I imagined a frontier town, isolated in a rain forest. Sure, there was water everywhere, but what about people, what about all the culture that makes a city exciting.
“So I don’t think I’m interested in that one. The next day, in Tacoma, the place I interviewed at, I kind of fell in love with.”
“Tacoma, what’s that like?”
“I drove over this giant suspension bridge, like the Golden Gate. The city is right on the water, and reminds me of Cincinnati, hills everywhere, trees. And a giant volcano right out of town, Mount Rainier. A ski area an hour away.”
“Mount Rainier? Isn’t that a national park?”

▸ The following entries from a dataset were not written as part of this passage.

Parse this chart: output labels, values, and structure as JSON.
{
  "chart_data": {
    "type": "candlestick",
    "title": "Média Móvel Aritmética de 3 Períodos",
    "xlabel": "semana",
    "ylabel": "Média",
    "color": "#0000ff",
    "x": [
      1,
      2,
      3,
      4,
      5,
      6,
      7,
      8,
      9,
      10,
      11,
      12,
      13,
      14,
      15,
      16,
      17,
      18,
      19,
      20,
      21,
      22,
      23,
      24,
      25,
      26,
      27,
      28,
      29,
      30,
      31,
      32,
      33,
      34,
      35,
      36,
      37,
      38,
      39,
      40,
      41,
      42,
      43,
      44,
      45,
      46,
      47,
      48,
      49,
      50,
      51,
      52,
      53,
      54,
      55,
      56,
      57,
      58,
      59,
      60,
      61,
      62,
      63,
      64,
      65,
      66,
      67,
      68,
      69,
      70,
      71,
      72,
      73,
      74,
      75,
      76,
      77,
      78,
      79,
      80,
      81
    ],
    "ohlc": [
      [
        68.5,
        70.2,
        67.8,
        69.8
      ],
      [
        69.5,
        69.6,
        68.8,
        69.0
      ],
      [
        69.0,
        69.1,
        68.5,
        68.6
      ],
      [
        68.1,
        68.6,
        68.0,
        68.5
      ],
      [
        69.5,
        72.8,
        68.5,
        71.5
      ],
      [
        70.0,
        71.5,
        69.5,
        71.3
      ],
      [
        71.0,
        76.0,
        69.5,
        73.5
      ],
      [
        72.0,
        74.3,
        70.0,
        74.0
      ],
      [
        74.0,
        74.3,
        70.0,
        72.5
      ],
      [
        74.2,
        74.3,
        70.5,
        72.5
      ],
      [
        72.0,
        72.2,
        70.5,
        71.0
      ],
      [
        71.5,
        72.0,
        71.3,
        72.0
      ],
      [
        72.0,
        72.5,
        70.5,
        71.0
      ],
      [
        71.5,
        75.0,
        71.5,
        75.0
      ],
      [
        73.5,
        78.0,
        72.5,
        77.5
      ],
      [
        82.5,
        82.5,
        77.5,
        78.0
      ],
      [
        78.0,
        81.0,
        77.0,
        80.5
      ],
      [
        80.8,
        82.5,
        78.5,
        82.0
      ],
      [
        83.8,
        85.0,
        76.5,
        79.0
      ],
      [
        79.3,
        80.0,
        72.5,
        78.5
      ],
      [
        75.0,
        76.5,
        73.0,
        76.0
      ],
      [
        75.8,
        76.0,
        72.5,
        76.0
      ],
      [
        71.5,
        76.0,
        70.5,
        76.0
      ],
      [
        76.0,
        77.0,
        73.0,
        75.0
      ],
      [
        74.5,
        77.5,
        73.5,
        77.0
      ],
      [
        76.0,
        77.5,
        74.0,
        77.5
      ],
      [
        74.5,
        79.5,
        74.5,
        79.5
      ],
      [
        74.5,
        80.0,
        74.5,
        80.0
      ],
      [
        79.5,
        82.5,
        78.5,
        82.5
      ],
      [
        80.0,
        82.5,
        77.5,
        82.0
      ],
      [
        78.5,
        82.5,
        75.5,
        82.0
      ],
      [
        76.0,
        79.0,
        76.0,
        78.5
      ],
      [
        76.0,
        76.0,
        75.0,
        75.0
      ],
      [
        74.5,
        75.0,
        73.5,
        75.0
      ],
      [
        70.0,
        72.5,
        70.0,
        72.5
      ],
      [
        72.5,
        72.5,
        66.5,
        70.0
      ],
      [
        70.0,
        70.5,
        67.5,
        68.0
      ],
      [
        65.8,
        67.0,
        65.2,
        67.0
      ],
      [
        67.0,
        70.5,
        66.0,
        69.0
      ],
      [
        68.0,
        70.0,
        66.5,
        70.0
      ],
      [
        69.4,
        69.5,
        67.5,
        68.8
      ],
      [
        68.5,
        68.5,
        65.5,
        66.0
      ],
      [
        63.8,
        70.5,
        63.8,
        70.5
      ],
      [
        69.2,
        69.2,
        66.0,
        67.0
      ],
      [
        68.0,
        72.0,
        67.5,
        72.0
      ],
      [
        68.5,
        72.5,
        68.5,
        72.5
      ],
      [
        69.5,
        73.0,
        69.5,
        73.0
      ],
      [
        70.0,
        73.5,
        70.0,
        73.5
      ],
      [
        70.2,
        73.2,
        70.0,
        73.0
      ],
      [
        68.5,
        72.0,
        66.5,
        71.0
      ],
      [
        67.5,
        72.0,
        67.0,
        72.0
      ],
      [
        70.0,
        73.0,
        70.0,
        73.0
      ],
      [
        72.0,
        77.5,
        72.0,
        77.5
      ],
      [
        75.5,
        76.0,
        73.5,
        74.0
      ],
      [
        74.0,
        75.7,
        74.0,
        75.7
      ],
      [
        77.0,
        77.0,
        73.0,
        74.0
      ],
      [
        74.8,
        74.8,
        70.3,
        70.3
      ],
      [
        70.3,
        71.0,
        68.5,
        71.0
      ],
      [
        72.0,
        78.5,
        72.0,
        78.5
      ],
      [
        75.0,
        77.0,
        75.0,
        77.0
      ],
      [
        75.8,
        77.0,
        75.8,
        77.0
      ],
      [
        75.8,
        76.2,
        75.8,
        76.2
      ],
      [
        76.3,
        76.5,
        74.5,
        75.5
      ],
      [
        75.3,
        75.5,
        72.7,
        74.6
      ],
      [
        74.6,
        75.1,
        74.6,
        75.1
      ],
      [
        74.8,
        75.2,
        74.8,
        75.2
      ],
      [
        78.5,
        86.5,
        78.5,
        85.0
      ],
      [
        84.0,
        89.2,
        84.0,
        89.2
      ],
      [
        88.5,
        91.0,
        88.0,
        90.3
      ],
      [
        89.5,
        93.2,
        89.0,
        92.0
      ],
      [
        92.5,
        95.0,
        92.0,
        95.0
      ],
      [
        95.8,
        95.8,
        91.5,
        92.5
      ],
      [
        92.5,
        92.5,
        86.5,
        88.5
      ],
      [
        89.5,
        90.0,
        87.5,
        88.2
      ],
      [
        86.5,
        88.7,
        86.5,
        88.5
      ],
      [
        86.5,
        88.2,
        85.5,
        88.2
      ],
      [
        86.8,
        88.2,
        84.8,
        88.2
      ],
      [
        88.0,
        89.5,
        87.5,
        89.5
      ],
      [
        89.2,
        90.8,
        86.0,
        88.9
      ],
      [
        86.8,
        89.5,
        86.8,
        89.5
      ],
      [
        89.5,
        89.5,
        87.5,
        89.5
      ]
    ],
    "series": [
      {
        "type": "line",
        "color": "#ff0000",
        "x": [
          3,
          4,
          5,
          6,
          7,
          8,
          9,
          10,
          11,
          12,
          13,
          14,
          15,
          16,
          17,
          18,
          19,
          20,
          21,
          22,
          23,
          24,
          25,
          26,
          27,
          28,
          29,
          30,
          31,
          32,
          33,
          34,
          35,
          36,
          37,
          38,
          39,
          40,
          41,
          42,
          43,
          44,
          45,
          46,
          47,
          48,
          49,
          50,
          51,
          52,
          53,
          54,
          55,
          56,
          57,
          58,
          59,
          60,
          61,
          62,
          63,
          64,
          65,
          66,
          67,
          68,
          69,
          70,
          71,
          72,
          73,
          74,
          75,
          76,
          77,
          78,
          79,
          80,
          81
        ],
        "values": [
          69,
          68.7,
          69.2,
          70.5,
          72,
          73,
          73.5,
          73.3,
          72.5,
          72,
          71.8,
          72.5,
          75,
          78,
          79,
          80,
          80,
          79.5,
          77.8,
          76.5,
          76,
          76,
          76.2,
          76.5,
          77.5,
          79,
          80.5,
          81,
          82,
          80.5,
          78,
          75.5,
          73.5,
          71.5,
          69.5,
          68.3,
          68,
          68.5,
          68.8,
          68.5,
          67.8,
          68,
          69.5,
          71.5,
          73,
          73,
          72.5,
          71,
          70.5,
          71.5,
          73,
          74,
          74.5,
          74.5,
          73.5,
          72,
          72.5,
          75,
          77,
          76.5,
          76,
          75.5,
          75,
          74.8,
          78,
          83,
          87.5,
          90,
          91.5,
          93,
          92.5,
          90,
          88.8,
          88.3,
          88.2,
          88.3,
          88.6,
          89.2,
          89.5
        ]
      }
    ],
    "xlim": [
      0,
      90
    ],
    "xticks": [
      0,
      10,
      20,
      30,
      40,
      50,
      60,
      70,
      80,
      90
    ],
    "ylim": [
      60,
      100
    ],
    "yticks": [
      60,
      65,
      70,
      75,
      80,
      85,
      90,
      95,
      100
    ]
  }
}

“Yeah, it’s huge. You know Mount Whitney, how high it is? Mount Rainier is almost as tall but starting from sea level. It goes from sea level to over 14,400 feet. Mount Whitney starts at 8,000 feet. Rainier is like this giant scoop of vanilla ice cream looming over everything, glaciers make it look like its covered with snow all year.”
I remembered the hikes we’d taken in Colorado and Idaho, how much he’d enjoyed being in the woods, hiking up to a view with a lake or a mountain. That sounded like someplace we both would enjoy, in a real city, with mountains close by.
“What is that one like, the place in Tacoma. What’s it called?”
“Group Health of Puget Sound. Like Kaiser, except it’s a cooperative, not run by a big company, but by the people, the patients who use the services. It’s a big deal – they have two hospitals, clinics all over, all the specialties.
“They’re expanding just bought a little HMO in Tacoma, now they have to staff it up. I’d be the first Obstetrician. So it’s almost as if I’m starting my own practice, except I wouldn’t have to worry about any of the business stuff. Like Kaiser, I’d just take care of the people who are signed up, not have to hire nurses or buy equipment or lease an office. Only practice medicine. And get salary, not fee-for-service.”
“That’s good?”
“I think so. Fee-for-service, you wonder, ‘Is the doctor doing this because I need it, or because he needs the money?’ If I’m on a salary, I feel like I could do the right thing without money getting in the way.”
“Now what?”
“They gave me some forms, an application to fill out, get references and everything. I’ll start doing that, send it in and then – wait.”